DrachenSabber
Fritzi Möhrensaugers, vulgo Ruamzuzler, Abenteuer im „ländlichen Raum“

Die Nachrichten in der Millionenstadt überschlugen sich. Nach den Hiobsbotschaften über Rinder BSE wurde auch bei Hühnern und Schweinen dieselbe Gefahr befürchtet. Eindringlich wurde von dem Verzehr natürlicher Lebensmittel gewarnt die sowieso nur über dunkle Kanäle auf den Markt kamen.
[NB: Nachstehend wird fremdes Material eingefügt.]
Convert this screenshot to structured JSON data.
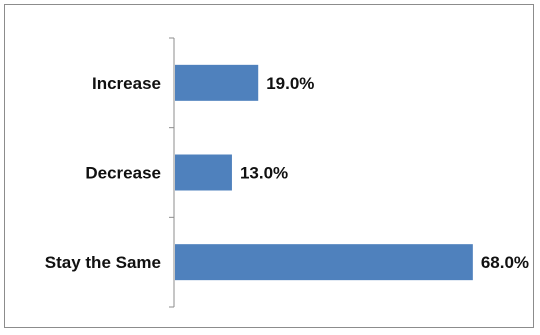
{
  "chart_data": {
    "type": "bar",
    "orientation": "horizontal",
    "categories": [
      "Increase",
      "Decrease",
      "Stay the Same"
    ],
    "values": [
      19.0,
      13.0,
      68.0
    ],
    "value_labels": [
      "19.0%",
      "13.0%",
      "68.0%"
    ],
    "unit": "%",
    "title": "",
    "xlabel": "",
    "ylabel": "",
    "xlim": [
      0,
      70
    ],
    "grid": false,
    "legend": "none",
    "bar_color": "#4f81bd"
  }
}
„Warnung des Wirtschaftsministers! Natürliche Lebensmittel können Ihre Gesundheit gefährden.“

Dies ist eine Belanglossendung der Chemieindustrie. Die Berichte erzählten auch folgendes:
Kaum 100 km entfernt lebt in einem Reservat eine Gruppe von Menschen die sich trotz aller Gefahren von natürlichen Lebensmitteln ernährt und nach den alten überlieferten Traditionen lebt. Vor langer, langer Zeit wurde diese Art zu leben von einer Rasse vollzogen die sich Bauern nannte. Nach der Überlieferung, so hieß es, sollten auch sie sich von dem ernährt haben, was sie selbst angebaut hatten. Dazu kam noch das sie mit diesen Lebensmitteln die Stadtbevölkerung versorgt haben sollen, so berichtet zumindest die Sage. Angeblich waren diese Leutchen noch vom Wetter abhängig und konnten auch nur zu bestimmten Zeiten ihre Produkte anbauen und ernten. Interessanterweise sollen sie sich auch noch darüber gefreut haben, wenn die Zeit gekommen war und Salat, Getreide, Erdäpfel oder auch Obst „Saison“ hatten. Diese armen Menschen kannten den Genuss von Erdbeeren zu Weihnachten nicht.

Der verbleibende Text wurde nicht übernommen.